葛老二的儿子大刚肺都快气炸了,冲上去就撕扯葛茂盛,大伙儿赶紧上前拉架。
有眼尖的发现周凤尘出去了,喊道:“尘娃子走了。”
老支书一伙人连忙拉着大刚跟出了门。
周凤尘又回到老支书家,百无聊赖的逗弄一只小土狗。
老支书急着问:“尘娃子,你在干什么,我怎么看不懂啊?”
周凤尘提着狗腿甩出好几丈,摔的小土狗嗷嗷叫,说道:“那骑驴的女人暂时不提,就说葛老二吧,他能诈尸,肯定有原因,要么心里有怨气,要么有未了的心愿,大刚说他爷俩存的十万块钱没了,这事儿有点奇怪,再结合葛三怀看见葛老二之后第二天晚上就被咬死了,昨晚上葛茂盛又看见了葛老二,好像很有逻辑似的。
我就去诈葛茂盛一下试试,没想到还真是他们干的好事,葛老二临死前想必还惦记着自己被坑钱的事,恨得咬牙切齿,所以死后来报复了,如果我没猜错,骗他钱的三个人都得死,今晚轮到葛茂盛。
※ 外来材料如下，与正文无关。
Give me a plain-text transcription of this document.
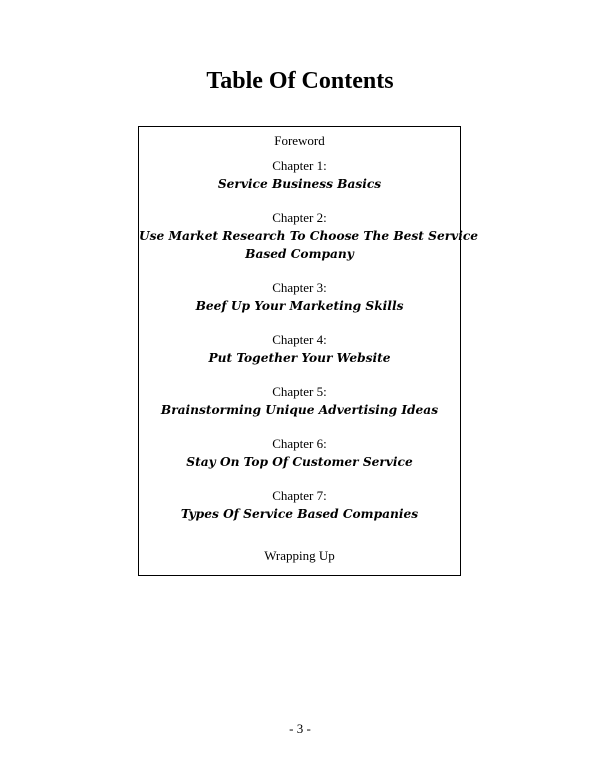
Table Of Contents
Foreword
Chapter 1:
Service Business Basics
Chapter 2:
Use Market Research To Choose The Best Service
Based Company
Chapter 3:
Beef Up Your Marketing Skills
Chapter 4:
Put Together Your Website
Chapter 5:
Brainstorming Unique Advertising Ideas
Chapter 6:
Stay On Top Of Customer Service
Chapter 7:
Types Of Service Based Companies
Wrapping Up
- 3 -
”
周凤尘说的有点乱,一群人消化了半天才明白过来,老支书郁闷说道:“这都是你乱猜的啊,准不准啊?”
周凤尘说:“你们要是不信,那拉个倒,另请高明去吧!”
“信信信!”老支书苦着脸说:“可是你就算把事情整明白八回又有什么用?今晚葛茂盛怎么办?”
周凤尘嘿嘿笑道:“今晚我去葛茂盛家门口堵他们,大耳刮子抽死他们!”
老支书他们没听明白,“你堵谁?”
周凤尘眨眨眼:“那女人和葛老二他们!”
“嚯——”
众人一听,大白天的脊背发凉,起了一身白毛汗。
……
当天晚上,夜黑风高。
老支书把葛三怀、葛茂盛和葛四水家骗葛老二的钱全部搜出来还给了大刚,全当补救一下了,完事摆上一桌酒菜。
周凤尘先是胡吃海塞一通,然后来者不拒,小白酒干的啪啪响,到了夜里十来点,一桌十几个人被他喝趴下一大半。
剩下的老支书、兰老太太、大刚和另外一个汉子四人滴酒未沾,看着周凤尘从耳朵里流出一大串白酒,随即脸色恢复正常,跟没事人一样,眼珠子都快瞪了出来。
周凤尘又慢条斯理的把一盘花生米吃完,才问:“几点了?”
老支书看了眼老怀表,急道:“快十一点了!”
周凤尘打了个饱嗝,“时间到了,咱们一块去,看看到底是怎么一回事。”
老支书和兰老太太当场吓的脸白了,“不了!不了!我们年龄大了,吃不消。”
大刚和那汉子也直摇头,“别别别,我们胆子小。”
周凤尘说:“等会儿说不定要人帮忙,你们不去怎么办?镇上再死人可别怪我。”
四人没办法,只好提着小心跟在周凤尘后面出去。
到了葛茂盛家对面,周凤尘找了个麦垛,几人钻进去只露出半个脑袋盯着葛茂盛家的门。
天上挂着一轮月牙,夜色朦胧,街道上家家户户都关紧了房门、关上了灯,整个镇子一片漆黑、死寂,气氛显的十分诡异。